Source: https://drive.google.com/file/d/1w5XnqaJP_DZWwVsVnRyzTQ7BsZn-3M7H/view?usp=sharing
Reproducibility and Bias
- Define what constitutes reproducible & replicable data science
- Explain the challenges and limitations to reproducibility & replicability
- Understand confirmation bias & Identify cases of confirmation bias
Reproducibility
re-performing the same analysis (with the same code) using a different analyst
Reasons for a study to fail to be reproducible
- data not provided, unable to be shared
- lack of peer review, or not in a transparent process
- missing code, failure to publish code, trade secrets
- different data provided
- lack of computational literacy
- different software versions, deprecated software, or legacy systems
- lack of statistical literacy or maliciousness (p-hacking)
- poorly written or incomplete documentation
- no cash or funding
The Replicability Crisis
Replicable
re-performing the experiment and collecting new data
Replicability is harder than reproducibility
because, by definnition, the underlying data are different. And data are variable.
Replicability
“The measurement can be obtained with stated precision by a different team using the same measurement procedure, the same measuring system, under the same operating conditions, in the same or a different location on multiple trials.”
Reasons for a study failing to replicate
- Finding was not “real” (or small effect size)
- Measurement error
- Variable finding (things change over time)

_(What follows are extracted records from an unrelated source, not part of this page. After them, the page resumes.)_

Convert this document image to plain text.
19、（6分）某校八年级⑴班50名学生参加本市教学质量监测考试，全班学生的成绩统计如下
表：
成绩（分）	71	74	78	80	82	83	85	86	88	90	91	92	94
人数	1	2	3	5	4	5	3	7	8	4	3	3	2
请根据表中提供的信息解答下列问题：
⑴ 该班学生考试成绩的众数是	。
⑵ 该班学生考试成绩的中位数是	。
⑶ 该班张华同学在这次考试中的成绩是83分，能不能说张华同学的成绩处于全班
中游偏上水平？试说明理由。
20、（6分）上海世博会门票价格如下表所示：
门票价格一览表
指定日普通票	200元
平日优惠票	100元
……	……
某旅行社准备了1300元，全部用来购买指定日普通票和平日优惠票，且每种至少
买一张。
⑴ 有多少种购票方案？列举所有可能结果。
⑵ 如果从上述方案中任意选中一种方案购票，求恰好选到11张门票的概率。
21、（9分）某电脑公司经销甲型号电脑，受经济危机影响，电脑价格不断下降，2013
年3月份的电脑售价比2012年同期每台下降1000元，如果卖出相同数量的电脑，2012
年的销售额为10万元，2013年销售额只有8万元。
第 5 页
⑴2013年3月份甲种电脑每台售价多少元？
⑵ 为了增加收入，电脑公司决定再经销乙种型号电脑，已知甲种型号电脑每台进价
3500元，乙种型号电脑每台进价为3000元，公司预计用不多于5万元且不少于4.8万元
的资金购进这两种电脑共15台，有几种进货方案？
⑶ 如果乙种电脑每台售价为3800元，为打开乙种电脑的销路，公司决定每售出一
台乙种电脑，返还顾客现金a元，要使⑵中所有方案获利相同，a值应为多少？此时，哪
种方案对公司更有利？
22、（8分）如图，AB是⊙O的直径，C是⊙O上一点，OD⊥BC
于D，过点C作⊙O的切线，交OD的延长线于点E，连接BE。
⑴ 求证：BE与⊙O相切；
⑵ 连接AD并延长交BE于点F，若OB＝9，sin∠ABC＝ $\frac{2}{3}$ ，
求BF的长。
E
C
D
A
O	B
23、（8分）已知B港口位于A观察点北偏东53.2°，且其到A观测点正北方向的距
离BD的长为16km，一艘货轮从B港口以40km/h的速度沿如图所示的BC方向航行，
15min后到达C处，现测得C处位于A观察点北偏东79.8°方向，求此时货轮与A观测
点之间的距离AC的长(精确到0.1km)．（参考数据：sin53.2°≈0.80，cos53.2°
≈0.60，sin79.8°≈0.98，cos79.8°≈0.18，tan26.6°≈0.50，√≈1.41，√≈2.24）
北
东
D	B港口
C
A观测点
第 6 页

- Samples come from different populations
- Different experimental design or conditions
- Fraud
The Unicorn Test
If you find a “unicorn” result, return to your data several times and from a different view points until you are fully convinced.
Cognitive Bias
A cognitive bias wherein humans have a tendency to search for, interpret, favor, and recall information in a way that confirms one’s preexisting beliefs or hypotheses.